Common bugs and edge cases

  • Passing predicted labels instead of scores. Feed predict() (hard 0/1) into an AUC function and you collapse the curve to three points; you must pass predict_proba() or decision_function() continuous scores.
  • Trusting AUC on extreme imbalance. A 0.97 ROC AUC on 1:10000 data can hide an average precision of 0.05. Always report PR AUC alongside when positives are rare.
  • Reading AUC as a deployable threshold. AUC is an average over all cutoffs; it never tells you the cutoff. Choose the operating point with Youden's J, a fixed FPR budget, or a cost matrix.
  • Inverted scores giving AUC < 0.5. If your "positive" probability is actually the probability of the negative class, AUC comes out below 0.5. Don't conclude the model is broken — flip the sign and AUC becomes 1 − x.
  • Mishandling ties. Assigning sequential ranks to tied scores (instead of the average) biases AUC. A constant classifier (all scores equal) must yield exactly 0.5; if your code returns 0 or 1, your tie handling is wrong.
  • Computing AUC on the training set. Like any metric, it must be measured on held-out data. A near-1.0 AUC on train and a 0.6 on test is overfitting, not a great model.

Frequently asked questions

What does an AUC of 0.5 mean?

An AUC of 0.5 means the classifier ranks positives above negatives no better than a coin flip — its ROC curve hugs the diagonal. AUC is exactly the probability that the model scores a randomly chosen positive higher than a randomly chosen negative, so 0.5 is no discrimination, 1.0 is perfect separation, and below 0.5 means the scores are inverted (flip the sign and you beat random).

Why use ROC AUC instead of accuracy?

Accuracy is computed at a single threshold and collapses on imbalanced data — a classifier that always predicts 'negative' scores 99% accuracy when only 1% of cases are positive. ROC AUC is threshold-independent: it summarizes performance across every possible cutoff, and because both axes are rates (normalized within each class), it stays meaningful regardless of the positive/negative ratio.

When should I use a precision-recall curve instead of ROC?

Use a precision-recall curve when positives are rare and false positives are costly — fraud, disease screening, ad clicks. ROC's false positive rate divides by the large negative count, so a flood of false alarms barely moves the x-axis and the curve looks deceptively good. Precision divides by predicted positives, exposing that flood directly. On balanced data the two tell the same story.

How is AUC actually computed from predictions?

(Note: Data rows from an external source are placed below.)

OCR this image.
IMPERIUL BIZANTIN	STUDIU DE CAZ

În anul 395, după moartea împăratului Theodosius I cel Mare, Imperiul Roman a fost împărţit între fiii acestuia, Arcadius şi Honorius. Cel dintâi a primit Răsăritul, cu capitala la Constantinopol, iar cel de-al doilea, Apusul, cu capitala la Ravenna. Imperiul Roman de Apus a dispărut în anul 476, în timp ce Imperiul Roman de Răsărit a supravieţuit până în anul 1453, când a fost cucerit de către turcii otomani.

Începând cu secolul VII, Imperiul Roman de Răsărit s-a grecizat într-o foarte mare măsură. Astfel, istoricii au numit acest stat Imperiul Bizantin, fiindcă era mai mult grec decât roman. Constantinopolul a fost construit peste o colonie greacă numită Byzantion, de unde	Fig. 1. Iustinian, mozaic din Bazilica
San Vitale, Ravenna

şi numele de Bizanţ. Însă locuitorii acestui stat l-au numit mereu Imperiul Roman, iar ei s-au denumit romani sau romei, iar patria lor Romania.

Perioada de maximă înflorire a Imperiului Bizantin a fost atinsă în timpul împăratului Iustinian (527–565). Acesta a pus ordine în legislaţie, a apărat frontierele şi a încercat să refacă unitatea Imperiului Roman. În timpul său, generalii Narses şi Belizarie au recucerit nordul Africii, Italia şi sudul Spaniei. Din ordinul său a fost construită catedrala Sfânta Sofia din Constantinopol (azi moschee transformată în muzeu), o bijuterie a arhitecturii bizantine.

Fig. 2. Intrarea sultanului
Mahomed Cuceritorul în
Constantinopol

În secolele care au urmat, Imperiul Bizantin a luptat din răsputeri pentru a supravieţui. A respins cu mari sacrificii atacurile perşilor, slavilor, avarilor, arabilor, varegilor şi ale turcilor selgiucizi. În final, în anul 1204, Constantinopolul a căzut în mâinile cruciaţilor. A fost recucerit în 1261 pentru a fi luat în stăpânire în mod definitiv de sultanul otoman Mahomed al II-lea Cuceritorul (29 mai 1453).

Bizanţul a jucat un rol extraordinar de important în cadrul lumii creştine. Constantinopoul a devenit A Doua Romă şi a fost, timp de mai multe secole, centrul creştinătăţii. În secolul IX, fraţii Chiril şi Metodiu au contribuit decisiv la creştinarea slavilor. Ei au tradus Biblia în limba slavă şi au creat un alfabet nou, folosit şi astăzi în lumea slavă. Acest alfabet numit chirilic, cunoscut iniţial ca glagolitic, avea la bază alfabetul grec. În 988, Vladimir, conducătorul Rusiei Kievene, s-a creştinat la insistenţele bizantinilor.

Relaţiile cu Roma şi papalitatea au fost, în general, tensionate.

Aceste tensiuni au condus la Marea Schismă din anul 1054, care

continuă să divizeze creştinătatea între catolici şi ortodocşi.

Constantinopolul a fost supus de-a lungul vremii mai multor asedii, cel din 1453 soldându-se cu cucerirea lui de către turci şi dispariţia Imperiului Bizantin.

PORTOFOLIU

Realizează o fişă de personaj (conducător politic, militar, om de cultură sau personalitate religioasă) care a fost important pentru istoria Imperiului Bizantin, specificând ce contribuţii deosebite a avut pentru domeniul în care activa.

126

The fast way skips the curve entirely. Because AUC equals the probability a positive outranks a negative, it is identical to the normalized Mann-Whitney U statistic: sort all examples by score, assign ranks, sum the ranks of the positives, and apply U = R_pos − P(P+1)/2, then divide by P·N. That is O(n log n) for the sort versus trapezoidal integration of the curve, and it handles ties with average ranks.

Does AUC tell me which threshold to deploy?

No. AUC aggregates over all thresholds, so two models with the same AUC can behave completely differently at the cutoff you actually ship. Pick the operating point separately — by maximizing Youden's J (TPR − FPR), by fixing a tolerable false positive rate, or by minimizing expected cost when false positives and false negatives have different prices.

What is a good AUC value?

It depends on the domain, but rough field conventions: 0.5 is random, 0.7 is acceptable, 0.8 is good, and above 0.9 is excellent — though in easy problems 0.9 may be mediocre and in hard ones (predicting human behavior, noisy biology) 0.65 can be state of the art. An AUC near 1.0 on real data usually signals target leakage, not a brilliant model.